What Do Chaplains Do?

VA Chaplains have many roles: comfort, support, lead, advocate, counsel, mediate and educate They are available for both happy and difficult times. They put the patient and the family members first.


Primary Role of VA Chaplains:

  • Listen to you and your family, respecting what you have been through
  • Provide support to you and your family
  • Help with decision-making
  • Support difficult end-of-life decisions (hospice care)
  • Help with advance directives. These are legal forms giving directions about your wishes for your health care.
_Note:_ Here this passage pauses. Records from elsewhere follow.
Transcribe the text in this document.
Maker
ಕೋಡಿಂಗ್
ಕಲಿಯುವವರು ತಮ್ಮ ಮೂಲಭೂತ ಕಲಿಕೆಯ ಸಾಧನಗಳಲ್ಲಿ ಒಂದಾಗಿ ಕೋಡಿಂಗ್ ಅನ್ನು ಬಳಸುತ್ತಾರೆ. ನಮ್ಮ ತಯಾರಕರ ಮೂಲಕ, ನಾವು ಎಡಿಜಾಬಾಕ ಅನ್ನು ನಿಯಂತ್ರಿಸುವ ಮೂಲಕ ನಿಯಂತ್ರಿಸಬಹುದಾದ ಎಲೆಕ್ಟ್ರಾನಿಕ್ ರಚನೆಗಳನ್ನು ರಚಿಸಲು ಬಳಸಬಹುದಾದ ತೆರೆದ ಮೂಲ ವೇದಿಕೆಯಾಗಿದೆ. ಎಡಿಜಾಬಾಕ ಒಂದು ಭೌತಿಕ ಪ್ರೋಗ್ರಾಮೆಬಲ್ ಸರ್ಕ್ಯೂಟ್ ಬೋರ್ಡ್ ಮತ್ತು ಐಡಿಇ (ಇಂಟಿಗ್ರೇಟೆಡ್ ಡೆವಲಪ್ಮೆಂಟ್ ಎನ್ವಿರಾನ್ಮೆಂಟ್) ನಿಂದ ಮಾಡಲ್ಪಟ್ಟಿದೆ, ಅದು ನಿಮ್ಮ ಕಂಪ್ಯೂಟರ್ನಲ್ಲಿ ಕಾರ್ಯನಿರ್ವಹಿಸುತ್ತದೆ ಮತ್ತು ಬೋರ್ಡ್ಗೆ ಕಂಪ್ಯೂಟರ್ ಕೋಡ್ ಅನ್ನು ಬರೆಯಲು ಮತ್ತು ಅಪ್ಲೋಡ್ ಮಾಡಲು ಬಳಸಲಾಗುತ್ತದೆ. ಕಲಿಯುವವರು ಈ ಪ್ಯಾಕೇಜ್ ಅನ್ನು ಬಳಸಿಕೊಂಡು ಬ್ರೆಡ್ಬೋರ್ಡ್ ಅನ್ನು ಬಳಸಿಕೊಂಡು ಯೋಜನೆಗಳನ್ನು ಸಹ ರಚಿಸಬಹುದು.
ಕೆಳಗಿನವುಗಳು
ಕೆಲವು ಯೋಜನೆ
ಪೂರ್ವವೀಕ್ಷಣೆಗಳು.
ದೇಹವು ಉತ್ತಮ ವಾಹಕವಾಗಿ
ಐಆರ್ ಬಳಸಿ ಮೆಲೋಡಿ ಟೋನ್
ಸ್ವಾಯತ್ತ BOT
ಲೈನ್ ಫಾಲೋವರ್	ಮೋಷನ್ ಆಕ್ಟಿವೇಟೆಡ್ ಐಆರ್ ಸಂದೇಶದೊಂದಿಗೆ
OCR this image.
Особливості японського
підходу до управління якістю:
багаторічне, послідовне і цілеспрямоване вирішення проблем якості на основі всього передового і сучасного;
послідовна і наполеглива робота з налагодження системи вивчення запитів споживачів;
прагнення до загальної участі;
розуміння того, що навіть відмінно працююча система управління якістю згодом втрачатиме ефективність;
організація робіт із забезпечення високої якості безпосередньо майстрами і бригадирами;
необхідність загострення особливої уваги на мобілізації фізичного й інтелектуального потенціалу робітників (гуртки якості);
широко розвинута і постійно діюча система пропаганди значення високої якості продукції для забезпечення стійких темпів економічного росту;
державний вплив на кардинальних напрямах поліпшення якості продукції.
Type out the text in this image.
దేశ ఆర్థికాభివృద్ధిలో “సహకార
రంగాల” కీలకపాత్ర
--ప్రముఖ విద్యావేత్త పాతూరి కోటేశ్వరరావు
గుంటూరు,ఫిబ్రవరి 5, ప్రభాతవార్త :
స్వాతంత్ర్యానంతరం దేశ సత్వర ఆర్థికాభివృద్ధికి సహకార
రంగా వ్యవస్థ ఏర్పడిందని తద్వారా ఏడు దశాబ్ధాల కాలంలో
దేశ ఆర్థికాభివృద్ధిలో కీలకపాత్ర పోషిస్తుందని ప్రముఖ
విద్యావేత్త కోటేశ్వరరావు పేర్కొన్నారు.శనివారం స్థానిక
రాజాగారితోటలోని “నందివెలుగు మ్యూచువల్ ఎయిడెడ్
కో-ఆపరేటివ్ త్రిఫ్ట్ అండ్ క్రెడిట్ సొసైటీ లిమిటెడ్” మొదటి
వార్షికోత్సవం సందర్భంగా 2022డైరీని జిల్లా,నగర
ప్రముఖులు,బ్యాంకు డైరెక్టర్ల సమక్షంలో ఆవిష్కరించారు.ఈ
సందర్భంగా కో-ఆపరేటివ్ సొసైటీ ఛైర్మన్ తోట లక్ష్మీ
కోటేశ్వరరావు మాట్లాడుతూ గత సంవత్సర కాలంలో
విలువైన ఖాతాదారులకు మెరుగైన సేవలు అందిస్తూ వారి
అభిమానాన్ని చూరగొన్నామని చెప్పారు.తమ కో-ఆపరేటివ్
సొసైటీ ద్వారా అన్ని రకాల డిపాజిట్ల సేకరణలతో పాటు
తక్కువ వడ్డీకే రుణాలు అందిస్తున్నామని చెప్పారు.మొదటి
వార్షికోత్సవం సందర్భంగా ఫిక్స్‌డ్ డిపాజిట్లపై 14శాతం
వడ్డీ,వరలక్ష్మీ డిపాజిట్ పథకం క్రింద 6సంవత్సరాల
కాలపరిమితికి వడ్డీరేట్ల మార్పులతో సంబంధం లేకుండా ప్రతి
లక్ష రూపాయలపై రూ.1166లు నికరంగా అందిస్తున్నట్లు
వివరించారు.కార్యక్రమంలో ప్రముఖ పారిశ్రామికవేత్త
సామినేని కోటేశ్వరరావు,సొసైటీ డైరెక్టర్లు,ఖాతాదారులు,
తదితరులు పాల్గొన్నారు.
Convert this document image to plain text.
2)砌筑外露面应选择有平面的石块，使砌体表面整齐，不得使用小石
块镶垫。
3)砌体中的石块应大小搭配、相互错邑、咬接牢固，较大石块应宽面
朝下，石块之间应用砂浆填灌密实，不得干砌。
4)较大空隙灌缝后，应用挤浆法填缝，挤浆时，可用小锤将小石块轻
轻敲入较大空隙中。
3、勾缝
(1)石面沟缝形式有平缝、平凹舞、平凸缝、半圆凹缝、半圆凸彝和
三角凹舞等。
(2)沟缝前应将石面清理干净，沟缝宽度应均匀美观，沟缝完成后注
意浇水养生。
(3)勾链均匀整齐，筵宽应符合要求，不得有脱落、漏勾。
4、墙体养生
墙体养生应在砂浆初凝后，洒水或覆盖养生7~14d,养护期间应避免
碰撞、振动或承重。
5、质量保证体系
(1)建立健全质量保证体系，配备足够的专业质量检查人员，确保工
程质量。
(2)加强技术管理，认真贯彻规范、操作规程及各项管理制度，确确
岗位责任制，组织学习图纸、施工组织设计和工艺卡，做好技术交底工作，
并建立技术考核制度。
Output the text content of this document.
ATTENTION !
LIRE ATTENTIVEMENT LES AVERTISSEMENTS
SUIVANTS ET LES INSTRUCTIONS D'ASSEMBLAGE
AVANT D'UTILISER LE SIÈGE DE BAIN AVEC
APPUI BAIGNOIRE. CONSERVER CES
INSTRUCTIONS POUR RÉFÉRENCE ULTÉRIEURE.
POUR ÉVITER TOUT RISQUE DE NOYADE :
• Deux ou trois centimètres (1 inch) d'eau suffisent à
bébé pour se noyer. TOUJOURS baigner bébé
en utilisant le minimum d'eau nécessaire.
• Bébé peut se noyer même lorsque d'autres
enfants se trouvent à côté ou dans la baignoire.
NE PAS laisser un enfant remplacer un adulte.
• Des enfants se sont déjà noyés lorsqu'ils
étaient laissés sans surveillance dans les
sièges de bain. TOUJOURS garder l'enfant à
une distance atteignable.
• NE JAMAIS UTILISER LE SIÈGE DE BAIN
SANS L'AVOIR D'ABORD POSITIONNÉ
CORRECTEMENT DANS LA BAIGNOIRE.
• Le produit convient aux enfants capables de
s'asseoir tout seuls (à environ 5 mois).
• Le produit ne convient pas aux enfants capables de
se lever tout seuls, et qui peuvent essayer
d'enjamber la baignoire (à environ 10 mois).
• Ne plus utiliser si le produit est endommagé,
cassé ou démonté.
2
They are used if you become unable to make decisions for yourself due to a medical condition. You can learn more about advance care planning at the following VA website:
  • Support and work with you to answer tough questions
  • Perform religion-specific ceremonies or services, such as meditation, prayer, reading holy texts, observance of holy days, etc.
  • Provide grief support. See the Whole Health handout “Coping with Grief Following a Death (PDF)” for more information
  • Assist with ethical concerns
  • Communicate between the care team, you, and family members
  • Assist with discharge planning and connect you with support, such as clergy members in your community
  • Help honor the work you have done for your country
  • Help with feelings of guilt and self-forgiveness. After leaving active duty, some people feel guilty about things they had to do during their military service. This may include things they would not have done during peacetime.
  • Help you connect or reconnect with God or a higher power

Chaplain coverage is available 24 hours a day, seven days a week, particularly in urgent situations or emergencies. Every VA Medical Center (VAMC) has a chapel available for use by all Veterans and their families that represent a broad spectrum of religious traditions. The VA chapel can be used for services, prayer, meditation and quiet contemplation.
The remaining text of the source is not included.